Arrangements with the sister household (1740-1772) • After Christfried’s death, the sisters were financially supported by the Academy and received a regular salary. • A close study of the bookkeeping reveals that different salaries were paid to the sisters who received in 1769 a yearly income of 400 Reichstaler, to be compared to the salary of their brother who had been paid 249 Reichstaler. • The sum was divided and paid out in separate payments, most probably in order to hide the fact that a woman was paid more than some men.
A new institutional environment • In 1772, the Academy officially thanked Christine (then 75) for her service and asked her to teach Johann Elert Bode the skills of calendar making. • The knowledge and skills acquired in the context of the household were thus directly conveyed to a male astronomer, who used this knowledge in his position within the new working system at the Academy. • A form of inclusion of women despite formal exclusion as members. • A form of cooperation with women that maintained representational exclusion.
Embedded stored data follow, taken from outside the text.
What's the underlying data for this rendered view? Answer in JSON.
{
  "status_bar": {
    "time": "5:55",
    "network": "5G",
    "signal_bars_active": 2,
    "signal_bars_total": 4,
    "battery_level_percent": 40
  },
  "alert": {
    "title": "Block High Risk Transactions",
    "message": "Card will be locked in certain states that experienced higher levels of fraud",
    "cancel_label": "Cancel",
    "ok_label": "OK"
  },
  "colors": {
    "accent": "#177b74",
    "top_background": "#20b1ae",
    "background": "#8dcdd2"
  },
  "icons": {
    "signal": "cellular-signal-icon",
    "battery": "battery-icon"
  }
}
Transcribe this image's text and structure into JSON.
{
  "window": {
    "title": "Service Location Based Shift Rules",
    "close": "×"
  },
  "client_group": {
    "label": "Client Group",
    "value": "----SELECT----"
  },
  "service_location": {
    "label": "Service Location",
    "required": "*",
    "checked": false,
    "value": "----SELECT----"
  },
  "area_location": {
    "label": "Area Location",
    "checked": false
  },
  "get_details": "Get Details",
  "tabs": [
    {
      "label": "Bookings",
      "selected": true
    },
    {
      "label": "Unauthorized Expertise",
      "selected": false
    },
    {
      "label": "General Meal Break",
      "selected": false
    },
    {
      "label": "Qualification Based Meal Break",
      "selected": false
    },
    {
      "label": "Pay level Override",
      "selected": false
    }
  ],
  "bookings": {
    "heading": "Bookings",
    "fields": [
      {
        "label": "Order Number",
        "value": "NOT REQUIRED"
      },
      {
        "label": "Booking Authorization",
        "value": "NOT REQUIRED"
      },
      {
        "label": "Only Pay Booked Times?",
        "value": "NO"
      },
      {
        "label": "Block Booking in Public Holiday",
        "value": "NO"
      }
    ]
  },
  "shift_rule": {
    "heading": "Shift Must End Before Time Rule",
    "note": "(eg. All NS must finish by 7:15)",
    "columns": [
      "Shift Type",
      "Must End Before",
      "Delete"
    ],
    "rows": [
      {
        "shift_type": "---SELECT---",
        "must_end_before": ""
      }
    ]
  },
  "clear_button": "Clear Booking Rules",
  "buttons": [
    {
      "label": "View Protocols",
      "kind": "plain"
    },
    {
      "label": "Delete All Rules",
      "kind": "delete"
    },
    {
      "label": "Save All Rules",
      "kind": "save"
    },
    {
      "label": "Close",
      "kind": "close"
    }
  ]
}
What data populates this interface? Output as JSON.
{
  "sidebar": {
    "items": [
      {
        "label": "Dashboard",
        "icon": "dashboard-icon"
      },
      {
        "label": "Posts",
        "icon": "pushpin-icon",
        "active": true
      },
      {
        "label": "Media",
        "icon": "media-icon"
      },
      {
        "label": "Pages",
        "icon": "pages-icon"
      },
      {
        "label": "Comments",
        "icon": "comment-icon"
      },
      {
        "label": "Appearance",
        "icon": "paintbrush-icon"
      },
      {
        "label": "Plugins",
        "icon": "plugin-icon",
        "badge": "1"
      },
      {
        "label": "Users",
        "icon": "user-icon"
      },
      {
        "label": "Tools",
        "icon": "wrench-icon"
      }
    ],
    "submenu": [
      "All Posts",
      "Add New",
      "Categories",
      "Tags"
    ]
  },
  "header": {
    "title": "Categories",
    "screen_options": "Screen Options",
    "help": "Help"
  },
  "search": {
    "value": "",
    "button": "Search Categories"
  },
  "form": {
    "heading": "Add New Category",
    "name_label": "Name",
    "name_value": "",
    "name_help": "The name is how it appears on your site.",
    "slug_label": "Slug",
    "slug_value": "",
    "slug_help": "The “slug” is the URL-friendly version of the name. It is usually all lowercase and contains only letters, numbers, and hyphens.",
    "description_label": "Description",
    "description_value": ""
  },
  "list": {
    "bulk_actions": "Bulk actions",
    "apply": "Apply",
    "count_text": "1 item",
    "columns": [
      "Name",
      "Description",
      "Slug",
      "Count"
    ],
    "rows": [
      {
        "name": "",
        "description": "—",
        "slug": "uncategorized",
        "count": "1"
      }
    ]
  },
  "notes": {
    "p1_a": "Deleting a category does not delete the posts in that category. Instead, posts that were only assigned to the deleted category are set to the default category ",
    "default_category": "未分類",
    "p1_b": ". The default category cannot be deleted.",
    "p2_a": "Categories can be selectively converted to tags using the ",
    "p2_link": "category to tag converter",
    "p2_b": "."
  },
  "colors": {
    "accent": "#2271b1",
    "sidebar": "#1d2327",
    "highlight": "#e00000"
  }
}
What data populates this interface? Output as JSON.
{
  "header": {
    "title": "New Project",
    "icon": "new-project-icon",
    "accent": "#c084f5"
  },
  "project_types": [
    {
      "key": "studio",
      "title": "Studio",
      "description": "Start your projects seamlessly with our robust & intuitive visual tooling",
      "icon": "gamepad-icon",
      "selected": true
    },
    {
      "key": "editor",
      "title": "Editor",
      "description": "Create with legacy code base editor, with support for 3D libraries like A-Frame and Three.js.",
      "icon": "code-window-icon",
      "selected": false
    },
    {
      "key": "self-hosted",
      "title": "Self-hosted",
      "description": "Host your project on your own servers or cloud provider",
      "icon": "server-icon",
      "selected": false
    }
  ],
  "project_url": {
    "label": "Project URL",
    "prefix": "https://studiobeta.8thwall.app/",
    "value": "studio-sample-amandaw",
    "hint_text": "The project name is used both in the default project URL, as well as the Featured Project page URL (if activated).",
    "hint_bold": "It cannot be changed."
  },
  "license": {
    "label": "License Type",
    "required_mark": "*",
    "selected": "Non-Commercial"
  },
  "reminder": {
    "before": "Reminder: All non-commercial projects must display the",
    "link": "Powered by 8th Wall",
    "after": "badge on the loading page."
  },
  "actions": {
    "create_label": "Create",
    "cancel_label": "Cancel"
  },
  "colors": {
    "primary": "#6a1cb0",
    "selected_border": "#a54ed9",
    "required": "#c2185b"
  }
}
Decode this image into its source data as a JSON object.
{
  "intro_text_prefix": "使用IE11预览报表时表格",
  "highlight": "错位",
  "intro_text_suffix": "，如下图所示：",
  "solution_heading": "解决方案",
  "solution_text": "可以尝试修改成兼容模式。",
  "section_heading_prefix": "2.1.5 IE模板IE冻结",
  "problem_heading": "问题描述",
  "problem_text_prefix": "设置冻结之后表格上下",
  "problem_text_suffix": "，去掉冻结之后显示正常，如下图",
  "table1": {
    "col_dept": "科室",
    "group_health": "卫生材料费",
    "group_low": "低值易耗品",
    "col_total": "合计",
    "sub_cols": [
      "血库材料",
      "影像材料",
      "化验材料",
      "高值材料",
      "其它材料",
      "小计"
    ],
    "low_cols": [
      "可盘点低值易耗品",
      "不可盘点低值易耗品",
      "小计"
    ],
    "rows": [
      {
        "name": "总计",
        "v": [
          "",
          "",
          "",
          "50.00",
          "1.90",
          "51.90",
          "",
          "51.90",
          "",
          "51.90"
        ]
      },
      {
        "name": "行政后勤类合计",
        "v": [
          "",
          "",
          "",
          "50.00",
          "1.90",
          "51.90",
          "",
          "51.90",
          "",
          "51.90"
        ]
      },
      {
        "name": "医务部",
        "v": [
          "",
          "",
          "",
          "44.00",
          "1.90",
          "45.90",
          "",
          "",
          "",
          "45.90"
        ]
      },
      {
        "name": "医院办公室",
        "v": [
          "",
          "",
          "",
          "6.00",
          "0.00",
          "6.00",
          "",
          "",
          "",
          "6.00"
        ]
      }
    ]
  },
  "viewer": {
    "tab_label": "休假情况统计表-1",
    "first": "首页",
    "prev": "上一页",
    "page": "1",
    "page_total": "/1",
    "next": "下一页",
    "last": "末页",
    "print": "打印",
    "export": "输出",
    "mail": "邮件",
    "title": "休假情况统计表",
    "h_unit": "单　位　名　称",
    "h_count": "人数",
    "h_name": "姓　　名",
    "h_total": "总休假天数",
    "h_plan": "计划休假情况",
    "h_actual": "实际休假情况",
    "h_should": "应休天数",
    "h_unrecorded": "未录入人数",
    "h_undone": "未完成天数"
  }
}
What to conclude from this case study ? • An almost uninterrupted succession of women within the same family made the astronomical work, needed for the survival of the Academy, possible. • The education was transferred through women over two generations. • The case study clearly shows which possibilities were made impossible as maleness became the deciding factor for participation in the scientific community. • In the Academy, the Kirchs could not openly participate in a project that had been made possible by their work.
Gender as regulator • The two production systems – the household and the working system in the Academy – were systematically intertwined. • Between the two systems gender functioned as the regulator of an institution that used female research, but officially only allowed men to participate. • The Academy consciously tried to render female achievements invisible. • The “shadow economy” of the Kirch’s astronomical production was extremely profitable for the Academy. • Gender strongly affected the institutionalization of the sciences
Bibliography • Cf. Monika Mommertz, The Invisible economy of science in Judith P. Zinsser, ed., Men, Women, and the Birthing of Modern Science, DeKalb:Northern Illinois University Press, 2005, p. 159-178.